ACSGOMES. Acaso seria Vossa Senhoria súdito e vassalo da República de Curitiba?
Pois é o que está a sugerir o endereço eletrônico expresso no seu comentário.
Se for, tudo estará explicado...

acsgomes disse:
19 de novembro de 2019 às 12:56

José R (Advogado Autônomo). Não meu caro, somente alguém, como milhares de cidadãos brasileiros, que não faz campanha a favor da impunidade.

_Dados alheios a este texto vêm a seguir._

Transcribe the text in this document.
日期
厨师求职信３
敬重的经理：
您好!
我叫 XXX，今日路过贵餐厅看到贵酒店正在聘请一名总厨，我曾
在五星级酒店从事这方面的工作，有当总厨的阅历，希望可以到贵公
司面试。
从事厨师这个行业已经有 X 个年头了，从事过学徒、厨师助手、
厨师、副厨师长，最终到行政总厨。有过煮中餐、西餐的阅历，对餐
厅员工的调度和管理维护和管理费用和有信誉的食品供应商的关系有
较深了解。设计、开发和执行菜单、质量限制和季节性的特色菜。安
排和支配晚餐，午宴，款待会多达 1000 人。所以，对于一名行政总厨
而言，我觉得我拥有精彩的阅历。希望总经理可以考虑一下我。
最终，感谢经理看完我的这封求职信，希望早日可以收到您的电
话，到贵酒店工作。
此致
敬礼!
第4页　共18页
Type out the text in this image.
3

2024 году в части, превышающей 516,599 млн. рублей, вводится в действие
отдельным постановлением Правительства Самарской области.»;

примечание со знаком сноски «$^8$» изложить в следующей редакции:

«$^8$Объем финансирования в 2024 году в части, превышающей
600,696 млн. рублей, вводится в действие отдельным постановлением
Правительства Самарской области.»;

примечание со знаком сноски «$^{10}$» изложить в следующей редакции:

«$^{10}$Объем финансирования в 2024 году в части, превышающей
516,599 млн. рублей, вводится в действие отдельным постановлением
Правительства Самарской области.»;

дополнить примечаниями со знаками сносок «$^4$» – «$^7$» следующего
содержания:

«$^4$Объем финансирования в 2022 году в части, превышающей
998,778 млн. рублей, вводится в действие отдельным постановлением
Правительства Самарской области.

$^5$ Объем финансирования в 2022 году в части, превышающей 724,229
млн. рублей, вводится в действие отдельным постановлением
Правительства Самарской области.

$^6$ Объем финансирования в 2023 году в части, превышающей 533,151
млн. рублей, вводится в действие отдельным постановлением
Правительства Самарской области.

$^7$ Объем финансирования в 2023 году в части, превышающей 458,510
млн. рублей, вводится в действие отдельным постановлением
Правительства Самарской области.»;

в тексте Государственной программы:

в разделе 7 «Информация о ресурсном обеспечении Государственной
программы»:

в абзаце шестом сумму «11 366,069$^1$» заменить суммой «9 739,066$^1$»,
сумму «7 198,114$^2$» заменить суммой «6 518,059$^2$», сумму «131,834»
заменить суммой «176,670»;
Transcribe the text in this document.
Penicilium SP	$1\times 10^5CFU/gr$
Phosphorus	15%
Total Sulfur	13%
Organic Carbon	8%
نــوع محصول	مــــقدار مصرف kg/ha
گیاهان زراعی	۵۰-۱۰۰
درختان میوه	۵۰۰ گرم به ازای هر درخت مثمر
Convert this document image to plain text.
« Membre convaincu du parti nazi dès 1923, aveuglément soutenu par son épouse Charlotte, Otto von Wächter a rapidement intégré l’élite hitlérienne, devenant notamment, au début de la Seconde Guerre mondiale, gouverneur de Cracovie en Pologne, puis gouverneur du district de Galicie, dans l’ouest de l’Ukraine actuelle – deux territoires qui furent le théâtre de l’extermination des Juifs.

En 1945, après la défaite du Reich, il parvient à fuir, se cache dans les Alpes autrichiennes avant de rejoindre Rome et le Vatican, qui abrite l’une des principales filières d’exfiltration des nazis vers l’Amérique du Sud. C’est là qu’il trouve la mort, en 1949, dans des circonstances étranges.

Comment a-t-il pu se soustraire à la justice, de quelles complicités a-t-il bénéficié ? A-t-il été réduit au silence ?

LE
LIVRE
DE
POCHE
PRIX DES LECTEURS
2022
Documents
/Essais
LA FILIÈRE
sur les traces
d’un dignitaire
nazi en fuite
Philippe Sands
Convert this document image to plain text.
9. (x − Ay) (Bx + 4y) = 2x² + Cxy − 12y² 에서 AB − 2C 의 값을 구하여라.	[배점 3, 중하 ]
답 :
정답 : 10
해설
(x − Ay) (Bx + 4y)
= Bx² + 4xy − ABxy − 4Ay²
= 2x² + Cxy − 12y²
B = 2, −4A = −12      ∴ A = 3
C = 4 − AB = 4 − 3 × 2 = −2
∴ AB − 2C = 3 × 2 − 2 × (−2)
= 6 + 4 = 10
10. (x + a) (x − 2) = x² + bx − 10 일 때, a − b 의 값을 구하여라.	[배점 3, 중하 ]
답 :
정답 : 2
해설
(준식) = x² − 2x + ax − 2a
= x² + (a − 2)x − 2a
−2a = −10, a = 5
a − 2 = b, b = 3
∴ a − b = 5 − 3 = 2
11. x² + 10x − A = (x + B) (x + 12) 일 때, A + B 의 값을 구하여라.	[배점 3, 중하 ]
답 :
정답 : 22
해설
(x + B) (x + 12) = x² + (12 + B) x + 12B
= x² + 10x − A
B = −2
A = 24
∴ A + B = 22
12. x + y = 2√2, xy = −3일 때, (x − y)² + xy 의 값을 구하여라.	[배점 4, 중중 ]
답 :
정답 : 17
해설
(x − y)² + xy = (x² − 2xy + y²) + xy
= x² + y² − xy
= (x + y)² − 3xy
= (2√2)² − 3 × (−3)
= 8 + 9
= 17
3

Sinto muito que algo relacionado remotamente a Curitiba possa causar calafrios a mentes mais sensíveis.

Matheus Henrique disse:
19 de novembro de 2019 às 14:43

Esse texto e o último do Lenio Streck são equivalentes ao AI5, fechem o Congresso e entreguem a chave aos supostos juristas. Para começar o advogado pode ter um bom domínio sobre a dogmática penal brasileira (que não é muita coisa), porém, entende pouquíssimo sobre teoria do direito e direito constitucional. Se trânsito em julgado é decisão irrecorrível, abolir é extirpar, retirar, suprimir. Portanto, não se confunde com modificar, a Constituição não impede eventuais alterações e tampouco restrições, os juízes mitigam direitos fundamentais petrificados e o parlamento não pode fazer, que absurdo! São defensores da ditadura da toga! Cito, por fim, a emenda constitucional 45/2004 que inseriu a possibilidade de deslocamento de competência da justiça estadual à federal, em casos de violação de direitos humanos. Há com esse dispositivo uma mitigação do princípio do juiz natural, contudo, a emenda constitucional protege os direitos humanos das vítimas e, portanto, é constitucional. Somente os penalistas-liberais-invidualistas criticam o aludido instrumento (como faz Aury Lopes Jr.), ou seja, ainda se tem uma visão obsoleta sobre o papel do Estado e do direito penal.

O JR disse:
19 de novembro de 2019 às 16:38

Quem sente calafrios (ou calaquentes) são os "outros" - alguns deles assíduos dos holleriths mensais - e não os que exercem a advocacia. Como disse Sobral Pinto, a advocacia (máxime a de defesa, ousa-se acrescer) não é profissão para covardes...

Denny Lima disse:
19 de novembro de 2019 às 17:07

Condenação em segunda instância por crime doloso, maior que 4 anos de pl e recorrida ao STJ ou STF, o desembargador pode, de ofício, justificando como "para assegurar a aplicação da Lei penal," decretar a prisão preventiva (Art. 311, 312, 313 CPP).

Pyther disse:
19 de novembro de 2019 às 17:11

Sou de Curitiba com orgulho. Algum problema com isso? Terra de quem teve coragem para enfrentar ricos e poderosos aviltadores do erário e de ambos os lados.
Não é a primeira vez que V. Sra. tece comentários pouco republicanos sobre nossa terra. Quiça o Conjur repelisse suas postagens como o faz com quem o critica.
PS. Não lhe cabe o dizer do ilustre jurista.

Pyther disse:
19 de novembro de 2019 às 17:13

Quer dizer que quando se decidiu pela prisão em segunda instância não caberia a discussão novamente e vossas senhorias tentaram até conseguir.
Curioso que só vale para um lado.
Como disse o colega, afaste-se o legislativo e todo poder aos causídicos... desde que do lado dos amigos do amigo.